Self-gravitating vortices in protoplanetary discs
PhD defense by Steven Rendon
Structures observed in protoplanetary discs could be due to large-scale vortices whose consequences on planetary formation are still uncertain. The main interest of the vortices is their ability to rapidly capture and trap the solid particles; indeed, the large clumps formed in the vortex core could gravitationally collapse into planetesimals or planetary cores. Self-gravity (SG) plays a key role in this scenario but also affects in a decisive way the morphology and evolution of the vortices.
In this work, I first study analytical models of vortices at equilibrium. Then, I propose a mathematical formalism for their study and obtain an analytical vortex solution of the 2D Euler and continuity equations. The difficulty of the hydrodynamic equations and the need to better characterise the problem led me to a 3D numerical approach. I developed RoSSBi3D, a compressible finite-volume code whose performances allow to reach the high-resolution required to address the problem.
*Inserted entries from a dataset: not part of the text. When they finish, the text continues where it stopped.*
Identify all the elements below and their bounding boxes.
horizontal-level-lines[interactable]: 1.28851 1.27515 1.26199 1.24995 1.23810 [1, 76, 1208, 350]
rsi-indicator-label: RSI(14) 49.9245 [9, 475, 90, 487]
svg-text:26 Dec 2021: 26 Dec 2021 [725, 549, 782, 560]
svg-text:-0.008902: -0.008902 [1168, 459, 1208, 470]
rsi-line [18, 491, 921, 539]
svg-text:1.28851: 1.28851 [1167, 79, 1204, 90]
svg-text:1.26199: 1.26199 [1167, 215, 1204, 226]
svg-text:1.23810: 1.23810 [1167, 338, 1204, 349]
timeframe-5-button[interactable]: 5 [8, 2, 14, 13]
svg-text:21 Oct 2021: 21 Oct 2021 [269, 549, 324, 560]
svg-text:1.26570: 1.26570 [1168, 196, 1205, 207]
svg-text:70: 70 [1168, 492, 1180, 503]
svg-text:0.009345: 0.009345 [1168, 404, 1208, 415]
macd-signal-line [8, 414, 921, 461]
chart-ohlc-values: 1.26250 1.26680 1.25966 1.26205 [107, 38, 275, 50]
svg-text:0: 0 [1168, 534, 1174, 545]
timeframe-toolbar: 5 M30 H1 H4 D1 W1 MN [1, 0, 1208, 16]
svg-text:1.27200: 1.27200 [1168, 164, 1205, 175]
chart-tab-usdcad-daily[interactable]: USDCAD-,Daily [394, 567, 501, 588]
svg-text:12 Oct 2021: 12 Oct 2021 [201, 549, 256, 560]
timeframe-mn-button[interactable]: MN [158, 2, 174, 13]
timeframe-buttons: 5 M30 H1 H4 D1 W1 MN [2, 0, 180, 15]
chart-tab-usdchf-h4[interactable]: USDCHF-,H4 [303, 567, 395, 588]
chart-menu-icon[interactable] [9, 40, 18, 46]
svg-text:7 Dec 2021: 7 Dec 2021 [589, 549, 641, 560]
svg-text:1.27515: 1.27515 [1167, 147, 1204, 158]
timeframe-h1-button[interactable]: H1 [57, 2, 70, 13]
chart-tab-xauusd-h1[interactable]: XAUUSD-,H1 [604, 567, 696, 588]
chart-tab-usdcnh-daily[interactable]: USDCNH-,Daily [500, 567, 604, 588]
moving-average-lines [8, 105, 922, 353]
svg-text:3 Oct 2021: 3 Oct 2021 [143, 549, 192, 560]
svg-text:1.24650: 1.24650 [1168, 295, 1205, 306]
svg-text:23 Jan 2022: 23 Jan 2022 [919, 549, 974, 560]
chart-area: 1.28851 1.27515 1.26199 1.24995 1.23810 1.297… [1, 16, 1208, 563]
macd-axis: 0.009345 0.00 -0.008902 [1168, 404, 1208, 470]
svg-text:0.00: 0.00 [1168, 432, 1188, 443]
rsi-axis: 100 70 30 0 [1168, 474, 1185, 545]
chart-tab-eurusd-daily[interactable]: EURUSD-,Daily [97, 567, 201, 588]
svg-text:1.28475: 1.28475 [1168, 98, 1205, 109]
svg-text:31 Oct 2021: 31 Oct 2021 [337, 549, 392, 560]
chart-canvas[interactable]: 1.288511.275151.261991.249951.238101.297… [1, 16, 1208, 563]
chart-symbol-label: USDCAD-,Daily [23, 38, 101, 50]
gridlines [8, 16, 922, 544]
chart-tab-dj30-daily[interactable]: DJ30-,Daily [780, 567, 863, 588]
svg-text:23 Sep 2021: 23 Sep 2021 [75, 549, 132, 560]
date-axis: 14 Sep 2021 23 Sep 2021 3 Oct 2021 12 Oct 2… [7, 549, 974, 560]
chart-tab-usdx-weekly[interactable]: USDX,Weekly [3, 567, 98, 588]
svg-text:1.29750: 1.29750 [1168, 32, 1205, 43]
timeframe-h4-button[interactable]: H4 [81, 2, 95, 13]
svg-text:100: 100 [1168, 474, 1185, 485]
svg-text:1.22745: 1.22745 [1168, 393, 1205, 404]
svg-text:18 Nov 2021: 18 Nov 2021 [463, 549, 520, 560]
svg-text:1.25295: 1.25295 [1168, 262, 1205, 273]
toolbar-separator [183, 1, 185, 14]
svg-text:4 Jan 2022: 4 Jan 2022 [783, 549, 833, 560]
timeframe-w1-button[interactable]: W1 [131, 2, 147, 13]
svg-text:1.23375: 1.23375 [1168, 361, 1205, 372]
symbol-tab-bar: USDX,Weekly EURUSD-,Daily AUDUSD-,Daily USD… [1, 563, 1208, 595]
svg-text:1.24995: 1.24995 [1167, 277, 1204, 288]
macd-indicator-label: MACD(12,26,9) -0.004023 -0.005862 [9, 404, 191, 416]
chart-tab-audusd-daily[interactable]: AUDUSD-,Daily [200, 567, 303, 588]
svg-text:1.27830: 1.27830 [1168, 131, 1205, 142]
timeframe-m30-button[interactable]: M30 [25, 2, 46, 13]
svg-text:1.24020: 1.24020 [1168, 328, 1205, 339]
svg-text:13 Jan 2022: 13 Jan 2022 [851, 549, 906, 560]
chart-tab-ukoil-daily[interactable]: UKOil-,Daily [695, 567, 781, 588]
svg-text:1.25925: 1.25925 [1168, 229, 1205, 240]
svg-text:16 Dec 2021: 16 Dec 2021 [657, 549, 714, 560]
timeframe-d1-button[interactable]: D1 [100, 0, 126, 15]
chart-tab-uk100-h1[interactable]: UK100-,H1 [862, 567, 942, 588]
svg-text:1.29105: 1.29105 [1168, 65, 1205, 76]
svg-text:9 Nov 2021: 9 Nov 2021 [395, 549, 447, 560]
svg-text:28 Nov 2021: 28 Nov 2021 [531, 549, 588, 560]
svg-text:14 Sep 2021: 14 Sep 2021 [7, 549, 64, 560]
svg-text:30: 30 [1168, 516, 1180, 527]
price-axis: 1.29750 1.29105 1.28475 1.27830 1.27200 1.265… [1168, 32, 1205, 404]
In the two other sections, I focus on the impact of SG using high-resolution simulations for each of the two phases (gas and solid). Based on Toomre’s criterion, I find a stability condition that vortices should satisfy to resist the destabilising effects of SG and I confirm that massive discs cannot host large-scale vortices. In the case of bi-fluid simulations, I demonstrate that SG needs to be estimated four times, instead of one, in order to correctly account for dust contribution. I also find that high-resolution simulations are required to avoid artificial vortex decay and overestimate the dust feedback.